Debugging Random Program Behavior

I was looking at a weird coredump the other day. From the core, the program was trying to write to virtual address 0x6 and crashed on memcpy.

There's a piece of code looks like

if (a == 1) {
    do_foo();
} else {
    do_bar();
}

And from the coredump, a is indeed 1. However the execution took the else branch and crashed on memcpy in do_bar.

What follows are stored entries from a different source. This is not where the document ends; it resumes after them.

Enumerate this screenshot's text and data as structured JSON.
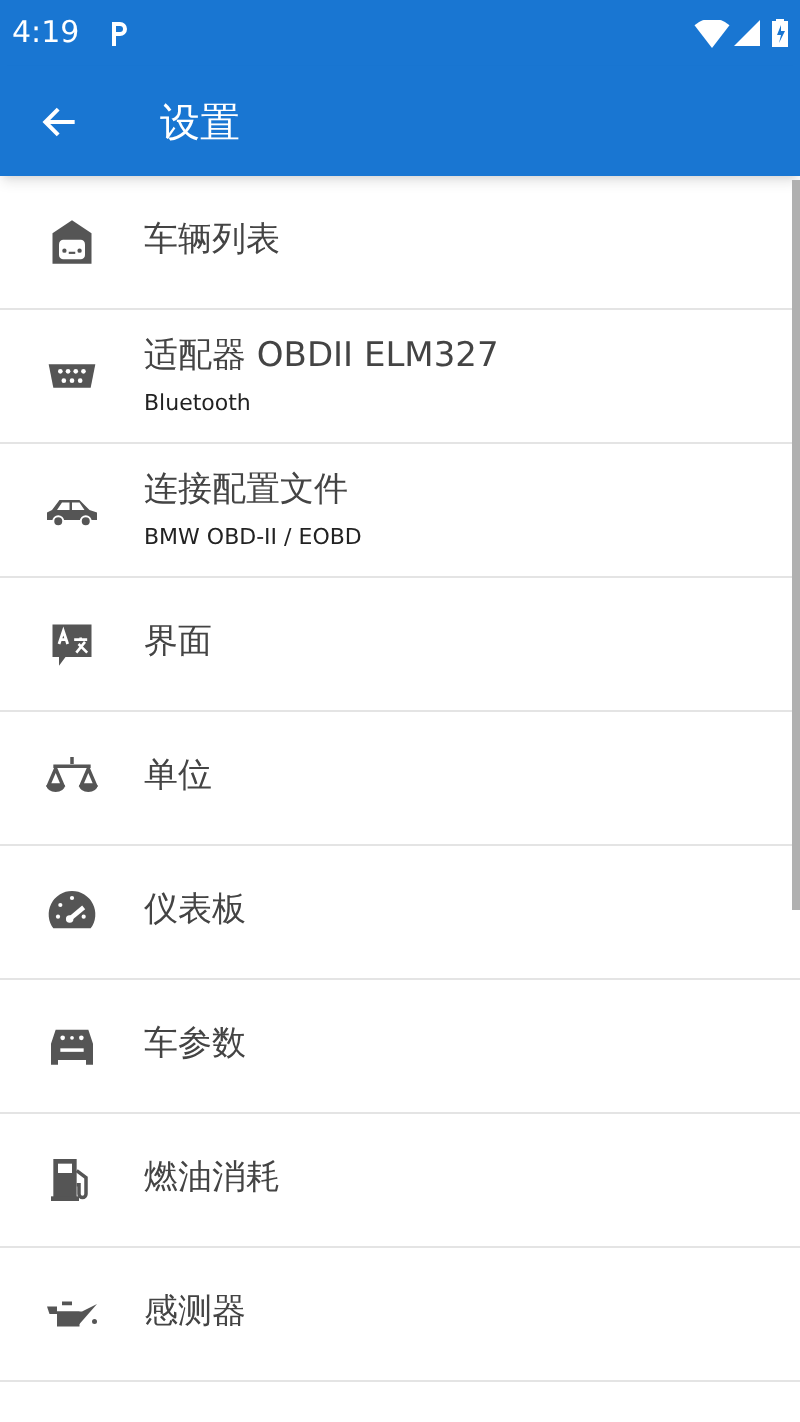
{
  "status_bar": {
    "time": "4:19"
  },
  "toolbar": {
    "title": "设置"
  },
  "items": [
    {
      "title": "车辆列表"
    },
    {
      "title": "适配器 OBDII ELM327",
      "subtitle": "Bluetooth"
    },
    {
      "title": "连接配置文件",
      "subtitle": "BMW OBD-II / EOBD"
    },
    {
      "title": "界面"
    },
    {
      "title": "单位"
    },
    {
      "title": "仪表板"
    },
    {
      "title": "车参数"
    },
    {
      "title": "燃油消耗"
    },
    {
      "title": "感测器"
    }
  ]
}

  1. Disassembled the code in gdb using disassemble /s. It's so much better than just disassemble or even disassemble /m. With link time optimization, more functions are being inlined, which makes reading plain assembly harder. disassemble /s would annotate each block of instructions with reference back to the source file. It helps understand the assembly much easier.
  2. Read the assembly and find where the bogus address came from. It boiled down to a single instruction lea 0x2(%r14) %r15, where %r15 was supposed to be set to %r14+2 but it's set to 0x6 instead. gdb is able to provide register values for each frame by unwinding the stack. So it looks like some kind of CPU/firmware bug.
  3. It's running E5-2680 v4, at microcode version 0xb000014 according to /proc/cpuinfo.
  4. It's Broadwell according to https://ark.intel.com/products/91754/Intel-Xeon-Processor-E5-2680-v4-35M-Cache-2-40-GHz-.
  5. Got BIOS version Version: F06_3B06 from dmidecode.